Halfway through my conservatorium study Dave Panichi moved back to Oz to teach in Canberra. Dave was my first experience with a trombonist who knows post-bebop developments in jazz inside-out and upside down, which was intimidating at the time. At first Dave sounded too complex and almost pedantic to my ears (I had left J J behind for a while) but watching him play up close changed my whole perception of how at home and confident a trombone could be in sax-and-guitar-dominated-mainstream-modern-jazz.
Around the same time Phil Slater told me to check out a NY trombonist Josh Roseman, who I chased through Dave Douglas recordings to his own debut CD, Cherry. You could argue that there’s not that much trombone playing up front in this record I guess, at least, not in the old-school I’m the bandleader and I play first and the most kind of way, but what Josh plays and the way his personality is stamped across the whole disc is alluring: a kind of anti-Conrad Herwig (can I say that?) I used to spin the Marvin Gaye cover ‘Just To Keep You Satisfied’ on my radio show to sync up with the love scenes on Dawson’s Creek.
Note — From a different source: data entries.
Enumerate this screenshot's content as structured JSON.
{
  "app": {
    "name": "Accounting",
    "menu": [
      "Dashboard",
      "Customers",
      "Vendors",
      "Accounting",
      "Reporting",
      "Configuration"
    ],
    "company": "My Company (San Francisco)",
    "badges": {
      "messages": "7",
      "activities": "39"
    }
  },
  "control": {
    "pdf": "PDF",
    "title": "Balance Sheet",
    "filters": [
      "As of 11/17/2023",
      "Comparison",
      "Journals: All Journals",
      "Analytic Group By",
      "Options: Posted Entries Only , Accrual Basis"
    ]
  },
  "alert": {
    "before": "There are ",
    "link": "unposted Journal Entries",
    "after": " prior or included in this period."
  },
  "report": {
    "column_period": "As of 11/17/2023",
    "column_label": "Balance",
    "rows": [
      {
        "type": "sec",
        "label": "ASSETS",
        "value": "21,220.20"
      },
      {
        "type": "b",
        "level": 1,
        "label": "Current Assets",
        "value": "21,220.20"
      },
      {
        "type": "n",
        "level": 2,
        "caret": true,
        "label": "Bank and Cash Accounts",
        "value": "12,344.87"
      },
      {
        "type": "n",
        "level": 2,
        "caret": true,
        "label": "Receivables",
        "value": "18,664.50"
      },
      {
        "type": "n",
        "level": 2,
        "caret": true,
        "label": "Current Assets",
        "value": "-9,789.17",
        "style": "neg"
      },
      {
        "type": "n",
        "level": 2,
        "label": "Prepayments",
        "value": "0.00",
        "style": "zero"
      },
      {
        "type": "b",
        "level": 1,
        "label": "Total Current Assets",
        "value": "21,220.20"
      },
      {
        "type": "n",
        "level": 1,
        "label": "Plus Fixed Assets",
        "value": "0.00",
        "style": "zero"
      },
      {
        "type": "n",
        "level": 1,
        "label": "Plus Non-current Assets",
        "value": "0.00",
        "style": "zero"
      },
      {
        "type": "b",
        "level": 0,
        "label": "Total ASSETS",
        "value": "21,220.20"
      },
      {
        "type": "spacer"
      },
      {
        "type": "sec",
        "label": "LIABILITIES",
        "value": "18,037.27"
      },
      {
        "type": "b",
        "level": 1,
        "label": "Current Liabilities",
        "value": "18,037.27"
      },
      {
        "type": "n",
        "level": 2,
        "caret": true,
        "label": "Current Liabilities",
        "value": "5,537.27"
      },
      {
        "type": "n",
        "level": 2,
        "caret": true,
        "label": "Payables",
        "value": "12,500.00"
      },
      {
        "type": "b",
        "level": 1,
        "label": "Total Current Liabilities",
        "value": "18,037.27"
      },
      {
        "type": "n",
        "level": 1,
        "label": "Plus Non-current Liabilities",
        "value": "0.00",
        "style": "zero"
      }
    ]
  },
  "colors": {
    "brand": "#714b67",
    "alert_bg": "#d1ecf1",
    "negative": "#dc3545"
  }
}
Who knew trombone could be steamy and sexxy?
The conclusion to this list is another piano-less quartet leader, Nils Wogram. Sydney trombonist Jeremy Borthwick played me, among many other fine eye-openers, some early Nils Wogram quintet CDs which at the time I found so obtuse that I couldn’t fathom, let alone like them (I’m recognising a familiar theme in my journey of discovery). Later along the way, probably at Birdland Records, I heard Root 70’s Getting Rooted, and was completely blown away. Root 70 use high-fidelity to draw you in, and in, to sometimes very fragile timbres on their instruments. There are other amazing elements in the playing, rhythmically and harmonically, but I guess the most striking thing is how Nils can use that ‘fragile’ sound (with plenty of chops) to move in and out of the foreground, adding melody above and harmony or bass below. Oh crikey, there’s so many more…of the 8 names here, I have seen all the living ones play quite often, which greatly determines the scale of their influence, but there are many more!